Showtime is fighting "stolen valor" accusations from critics who claimed Sacha Baron Cohen posed as a veteran for the actor's controversial new series, "Who Is America?"
On Monday, the network released a statement explaining "there has been widespread misinformation over the past week" about Cohen's character Billy Wayne Ruddick Jr., Ph.D.
"Baron Cohen did not present himself as a disabled veteran, and viewers nationwide who watched the premiere on Sunday can now attest to that," the statement read.
"In Sunday’s episode, during an interview with Senator Bernie Sanders, Baron Cohen in character as Dr. Ruddick was asked by the Senator if he is disabled, and he stated that he is not and uses a mobility scooter to conserve his energy."

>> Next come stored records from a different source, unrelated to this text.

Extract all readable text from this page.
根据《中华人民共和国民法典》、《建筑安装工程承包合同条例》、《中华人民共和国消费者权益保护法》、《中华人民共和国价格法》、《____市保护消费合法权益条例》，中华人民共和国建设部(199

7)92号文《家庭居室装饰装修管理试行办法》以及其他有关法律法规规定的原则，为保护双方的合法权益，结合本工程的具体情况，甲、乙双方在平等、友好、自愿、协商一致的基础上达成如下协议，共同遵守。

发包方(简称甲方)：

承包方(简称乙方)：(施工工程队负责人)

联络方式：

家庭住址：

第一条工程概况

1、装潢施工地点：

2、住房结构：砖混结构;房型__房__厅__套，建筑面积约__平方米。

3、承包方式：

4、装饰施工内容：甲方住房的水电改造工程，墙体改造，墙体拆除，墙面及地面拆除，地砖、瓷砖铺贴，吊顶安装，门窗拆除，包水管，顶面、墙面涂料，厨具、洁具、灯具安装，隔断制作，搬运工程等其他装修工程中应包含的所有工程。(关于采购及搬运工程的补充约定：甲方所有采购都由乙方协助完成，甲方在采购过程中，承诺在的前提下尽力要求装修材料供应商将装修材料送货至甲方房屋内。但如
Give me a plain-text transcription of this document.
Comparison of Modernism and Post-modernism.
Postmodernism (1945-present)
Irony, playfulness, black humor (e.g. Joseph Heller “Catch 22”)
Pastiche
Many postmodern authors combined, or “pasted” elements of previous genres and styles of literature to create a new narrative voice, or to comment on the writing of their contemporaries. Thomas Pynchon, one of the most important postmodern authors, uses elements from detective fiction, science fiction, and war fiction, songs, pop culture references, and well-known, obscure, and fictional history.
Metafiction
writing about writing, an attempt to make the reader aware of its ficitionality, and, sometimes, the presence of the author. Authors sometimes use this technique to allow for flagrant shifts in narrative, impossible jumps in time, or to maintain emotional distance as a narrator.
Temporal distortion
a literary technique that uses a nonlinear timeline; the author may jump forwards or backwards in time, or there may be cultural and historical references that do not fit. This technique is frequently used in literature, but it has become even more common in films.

The statement went on to say that Cohen "never presented himself as a veteran of the U.S. military to former Alaska Governor Sarah Palin during the booking process or during the filming of her interview."
"And contrary to her claims he did not appear in a wheelchair," the network added, before concluding that in both interviews Cohen, 46, "did not wear military apparel of any kind."
According to Vanity Fair, Billy Wayne is the same character used for Palin's segment, which has not aired yet.
Last Tuesday, Palin, 54, slammed Cohen, claiming she had been “duped” into doing a sit-down interview and was among others in the public eye who had “fallen victim” to his “evil, exploitive, sick ‘humor.’”
“Yup - we were duped,” Palin wrote on her Facebook page at the time. “Ya’ got me, Sacha. Feel better now?”
Cohen, CBS and Showtime drew the ire of the former vice presidential candidate a day after Showtime issued a press release announcing the new series.
In her Facebook post, Palin wrote that she had been approached to participate in a “‘legit opportunity’ to honor American Vets.”
“For my interview, my daughter and I were asked to travel across the country where Cohen (I presume) had heavily disguised himself as a disabled US Veteran, fake wheelchair and all,” Palin wrote.
She said she stayed for the interview “out of respect for what I was led to believe would be a thoughtful discussion with someone who had served in uniform.” She ultimately left, however, after claiming to have experienced “a long ‘interview’ full of Hollywoodism’s disrespect and sarcasm.”
Dubbing Cohen “shallow Sacha boy,” she dared him to “go ahead” and “air the footage,” before issuing a “challenge” that he and the networks donate the series’ earnings to a charity for veterans.
On Monday, a street artist took over a billboard in Los Angeles claiming the comedian indeed engaged in "stolen valor," as the Hollywood Reporter noted.
Along with Palin, veteran broadcaster Ted Koppel, former U.S. Senate candidate Roy Moore and former sheriff Joe Arpaio of Arizona also reportedly agreed to interviews with a disguised Cohen.
Fox News' Elizabeth Zwirz contributed to this report.